PATRICK KENNEDY: And we're very excited that Secretary Walsh has indicated he's going to take a much more aggressive position to enforcing this federal Mental Health Parity and addiction--

SEANA SMITH: When you talk about the more aggressive position, you talk about the enforcement of it. Obviously, a lot of that has to do with the federal government and getting the administration's backing. Certainly, this is a step in the right direction with the Labor Secretary tomorrow. But just in terms of the Biden administration's support overall, what are they not doing that you think they could be doing in order to better enforce some of these issues?

PATRICK KENNEDY: Well, we just need a lot more attention on these issues. We have, as I said, a very anemic workforce. So that means that the Biden administration-- when we talk about COVID, like you just had your previous guest on, the medical community has a responsibility.

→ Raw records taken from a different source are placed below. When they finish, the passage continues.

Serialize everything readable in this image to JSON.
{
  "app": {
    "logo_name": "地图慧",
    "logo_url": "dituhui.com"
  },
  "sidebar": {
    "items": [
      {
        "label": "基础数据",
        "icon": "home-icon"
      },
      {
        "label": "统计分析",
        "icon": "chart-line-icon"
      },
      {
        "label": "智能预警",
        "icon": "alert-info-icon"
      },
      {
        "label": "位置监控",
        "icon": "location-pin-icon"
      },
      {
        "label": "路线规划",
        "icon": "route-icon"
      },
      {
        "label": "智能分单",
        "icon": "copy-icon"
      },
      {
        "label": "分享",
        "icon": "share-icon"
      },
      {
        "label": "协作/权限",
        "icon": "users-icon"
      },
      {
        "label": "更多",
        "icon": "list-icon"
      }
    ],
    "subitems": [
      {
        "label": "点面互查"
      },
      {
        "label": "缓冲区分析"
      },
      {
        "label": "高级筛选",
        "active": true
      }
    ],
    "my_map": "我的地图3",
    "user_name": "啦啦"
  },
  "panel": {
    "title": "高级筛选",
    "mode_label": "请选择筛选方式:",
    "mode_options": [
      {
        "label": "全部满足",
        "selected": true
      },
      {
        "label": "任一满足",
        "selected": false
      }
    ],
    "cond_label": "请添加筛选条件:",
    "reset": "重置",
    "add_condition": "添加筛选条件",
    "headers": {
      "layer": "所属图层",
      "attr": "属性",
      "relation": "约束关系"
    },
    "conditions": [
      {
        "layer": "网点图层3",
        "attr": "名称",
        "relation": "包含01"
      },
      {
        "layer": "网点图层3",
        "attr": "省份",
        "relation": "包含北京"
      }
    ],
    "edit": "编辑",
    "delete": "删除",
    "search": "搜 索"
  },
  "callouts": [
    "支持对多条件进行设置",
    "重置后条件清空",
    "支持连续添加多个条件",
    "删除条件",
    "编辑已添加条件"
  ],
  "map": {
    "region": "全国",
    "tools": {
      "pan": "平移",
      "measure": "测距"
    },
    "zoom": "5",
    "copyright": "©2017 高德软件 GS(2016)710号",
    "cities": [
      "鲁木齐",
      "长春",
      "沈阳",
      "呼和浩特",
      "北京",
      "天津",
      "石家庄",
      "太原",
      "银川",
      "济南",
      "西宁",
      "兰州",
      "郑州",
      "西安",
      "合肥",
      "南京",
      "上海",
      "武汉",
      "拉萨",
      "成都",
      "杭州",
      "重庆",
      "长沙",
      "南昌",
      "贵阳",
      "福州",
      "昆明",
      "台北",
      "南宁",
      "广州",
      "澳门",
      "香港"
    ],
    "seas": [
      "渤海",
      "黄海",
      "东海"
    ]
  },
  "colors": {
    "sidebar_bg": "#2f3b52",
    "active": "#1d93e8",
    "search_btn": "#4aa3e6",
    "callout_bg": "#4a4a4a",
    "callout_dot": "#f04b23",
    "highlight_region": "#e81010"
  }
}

The fact that we never heard from Dr. Fauci on the affects-- the mental health, psychiatric affects-- of COVID was a disgrace. The fact that we never included mental health screenings when we screened COVID, the fact that we never inoculated people for their mental health impact of COVID when they-- not when we inoculated them for their viral impact of COVID-- we could have reattached the brain with the rest of the body in our nation's response through the vaccinations. We could have made it crystal clear to people that health means to get the shot in the arm, but it also means take care of your anxiety, your depression, making sure we don't have dependency on alcohol, which has gone up quite a bit during the pandemic-- that that doesn't become alcoholism or that the sharp increase in benzodiazepines doesn't become another addiction crisis.

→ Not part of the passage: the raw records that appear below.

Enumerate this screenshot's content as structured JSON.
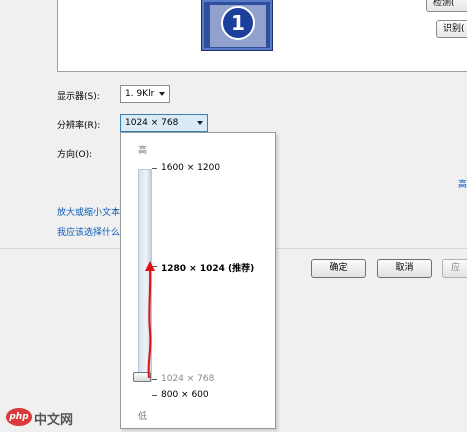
{
  "side_buttons": {
    "detect": "检测(",
    "identify": "识别("
  },
  "monitor": {
    "number": "1"
  },
  "form": {
    "display_label": "显示器(S):",
    "display_value": "1. 9Klr",
    "resolution_label": "分辨率(R):",
    "resolution_value": "1024 × 768",
    "orientation_label": "方向(O):"
  },
  "links": {
    "advanced": "高",
    "enlarge_text": "放大或缩小文本",
    "which_to_choose": "我应该选择什么"
  },
  "dropdown": {
    "high_label": "高",
    "low_label": "低",
    "options": [
      {
        "label": "1600 × 1200",
        "bold": false,
        "muted": false
      },
      {
        "label": "1280 × 1024 (推荐)",
        "bold": true,
        "muted": false
      },
      {
        "label": "1024 × 768",
        "bold": false,
        "muted": true
      },
      {
        "label": "800 × 600",
        "bold": false,
        "muted": false
      }
    ],
    "selected": "1024 × 768",
    "annotation_color": "#e01010"
  },
  "buttons": {
    "ok": "确定",
    "cancel": "取消",
    "apply": "应"
  },
  "watermark": {
    "logo": "php",
    "text": "中文网"
  }
}
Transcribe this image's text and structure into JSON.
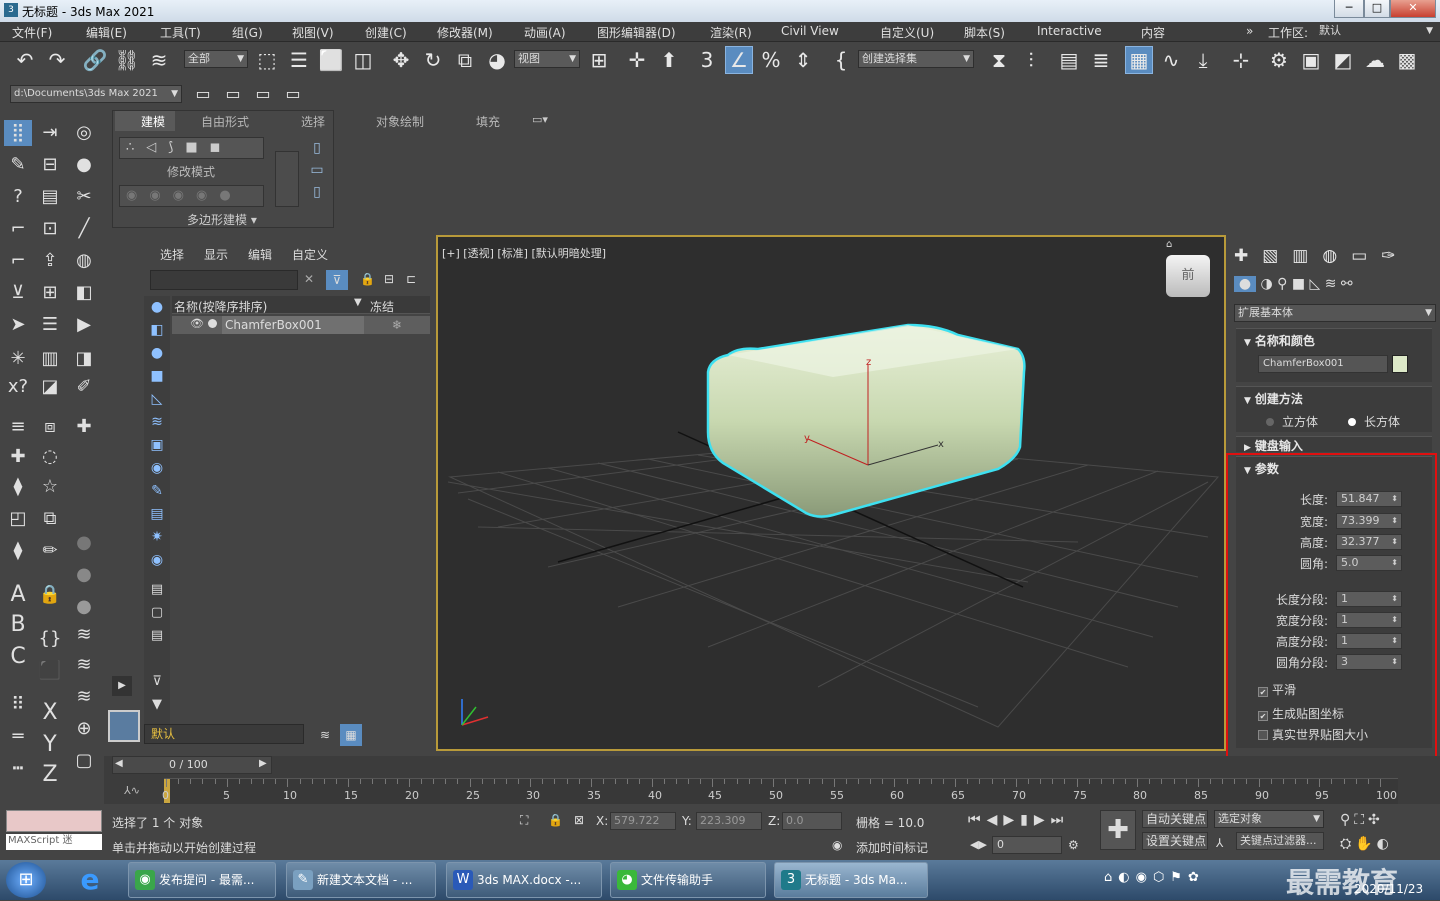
{
  "window": {
    "title": "无标题 - 3ds Max 2021",
    "min": "─",
    "max": "□",
    "close": "✕"
  },
  "menu": [
    "文件(F)",
    "编辑(E)",
    "工具(T)",
    "组(G)",
    "视图(V)",
    "创建(C)",
    "修改器(M)",
    "动画(A)",
    "图形编辑器(D)",
    "渲染(R)",
    "Civil View",
    "自定义(U)",
    "脚本(S)",
    "Interactive",
    "内容"
  ],
  "workspace": {
    "label": "工作区:",
    "value": "默认"
  },
  "toolbar": {
    "filter": "全部",
    "refcoord": "视图",
    "selset": "创建选择集",
    "path": "d:\\Documents\\3ds Max 2021"
  },
  "ribbon": {
    "tabs": [
      "建模",
      "自由形式",
      "选择",
      "对象绘制",
      "填充"
    ],
    "mode_label": "修改模式",
    "poly_label": "多边形建模 ▾"
  },
  "scene": {
    "tabs": [
      "选择",
      "显示",
      "编辑",
      "自定义"
    ],
    "col_name": "名称(按降序排序)",
    "col_freeze": "冻结",
    "object": "ChamferBox001",
    "layer": "默认"
  },
  "viewport": {
    "label": "[+] [透视] [标准] [默认明暗处理]",
    "cube": "前"
  },
  "panel": {
    "category": "扩展基本体",
    "name_color": {
      "header": "名称和颜色",
      "name": "ChamferBox001",
      "color": "#dde9c8"
    },
    "create_method": {
      "header": "创建方法",
      "opt1": "立方体",
      "opt2": "长方体"
    },
    "keyboard": {
      "header": "键盘输入"
    },
    "params": {
      "header": "参数",
      "length_label": "长度:",
      "length": "51.847",
      "width_label": "宽度:",
      "width": "73.399",
      "height_label": "高度:",
      "height": "32.377",
      "fillet_label": "圆角:",
      "fillet": "5.0",
      "lseg_label": "长度分段:",
      "lseg": "1",
      "wseg_label": "宽度分段:",
      "wseg": "1",
      "hseg_label": "高度分段:",
      "hseg": "1",
      "fseg_label": "圆角分段:",
      "fseg": "3",
      "smooth": "平滑",
      "mapcoords": "生成贴图坐标",
      "realworld": "真实世界贴图大小"
    }
  },
  "timeline": {
    "frame": "0 / 100",
    "ticks": [
      "0",
      "5",
      "10",
      "15",
      "20",
      "25",
      "30",
      "35",
      "40",
      "45",
      "50",
      "55",
      "60",
      "65",
      "70",
      "75",
      "80",
      "85",
      "90",
      "95",
      "100"
    ]
  },
  "status": {
    "selected": "选择了 1 个 对象",
    "prompt": "单击并拖动以开始创建过程",
    "maxscript": "MAXScript 迷",
    "x_label": "X:",
    "x": "579.722",
    "y_label": "Y:",
    "y": "223.309",
    "z_label": "Z:",
    "z": "0.0",
    "grid": "栅格 = 10.0",
    "addtime": "添加时间标记",
    "autokey": "自动关键点",
    "setkey": "设置关键点",
    "selobj": "选定对象",
    "keyfilter": "关键点过滤器...",
    "frame": "0"
  },
  "taskbar": {
    "items": [
      "发布提问 - 最需...",
      "新建文本文档 - ...",
      "3ds MAX.docx -...",
      "文件传输助手",
      "无标题 - 3ds Ma..."
    ],
    "date": "2020/11/23",
    "watermark": "最需教育"
  }
}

So it's just shocking to me that we don't do more messaging when we're talking about COVID that it includes mental health because at the end of the day, when this is all over in the next few years, I wouldn't be surprised if the total number of deaths to COVID are more in the mental health space from overdoses and suicides in the long run than they were-- with the lives we lost to the viral pandemic. And you would not even think that this was as big a deal as it is because of the almost exclusive focus that has been given to the viral part of the COVID.

- --to COVID-19--


- That's a very good point. Patrick, it's been a while since we've spoken. But I do recall a lot of this has been a concern, of course, since the-- since prior to the pandemic. But what we've seen is a lot of attention and almost a bracing for mental health to be the next pandemic, essentially.

So really quickly, there are-- there is a lot of investment right now in mental telehealth platforms. And so I want to know your thoughts on that and whether or not that is, in fact, a solution that we've been waiting for and whether or not the private sector funding could help sway the attention on it.

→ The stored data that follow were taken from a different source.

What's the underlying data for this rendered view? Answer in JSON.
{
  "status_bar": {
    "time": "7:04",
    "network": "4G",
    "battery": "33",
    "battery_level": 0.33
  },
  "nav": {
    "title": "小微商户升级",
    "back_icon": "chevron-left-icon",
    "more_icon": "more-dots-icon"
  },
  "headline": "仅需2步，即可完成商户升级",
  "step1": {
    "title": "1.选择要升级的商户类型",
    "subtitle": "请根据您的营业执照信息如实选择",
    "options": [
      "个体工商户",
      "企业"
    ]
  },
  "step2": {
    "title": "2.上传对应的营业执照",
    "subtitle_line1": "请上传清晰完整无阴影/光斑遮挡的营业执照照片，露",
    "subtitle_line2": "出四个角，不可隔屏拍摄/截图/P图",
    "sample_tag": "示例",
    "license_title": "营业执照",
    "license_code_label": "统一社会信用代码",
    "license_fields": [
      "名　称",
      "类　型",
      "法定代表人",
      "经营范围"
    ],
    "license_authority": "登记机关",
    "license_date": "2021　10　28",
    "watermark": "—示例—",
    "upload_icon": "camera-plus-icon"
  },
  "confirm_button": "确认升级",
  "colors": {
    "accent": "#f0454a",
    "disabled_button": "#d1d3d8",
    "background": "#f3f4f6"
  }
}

PATRICK KENNEDY: I think it's very exciting because it's a way for us to bring to scale the fact that, as I said, we have a very short and anemic, you know, cohort of mental health professionals who are able to scale up our access through telehealth, mental health platforms. I think especially in mental health, telehealth really has a unique advantage. People find that it is just, if not more, efficacious. It addresses a lot of the stigma barriers and logistics barriers that people have in going to see inpatient-- in-person therapy. And its outcomes are equally good provided the therapist use evidence-based therapy.

And that's the real worry in this-- is that it's going to be a kind of just general free-for-all on tele-mental health and people aren't going to get, really, the expertise and certain types of cognitive behavioral therapy because it's kind of all bets kind of a play by the mental health, tele-mental health, companies. They really need to do a much better job of curating their network of providers to match to the diagnoses of their-- of those patients that they're treating.

ADAM SHAPIRO: Real quick, nami.org, the National Alliance for Mental Illness, N-A-M-I dot org, is one place you can find some resources. We'll be right back.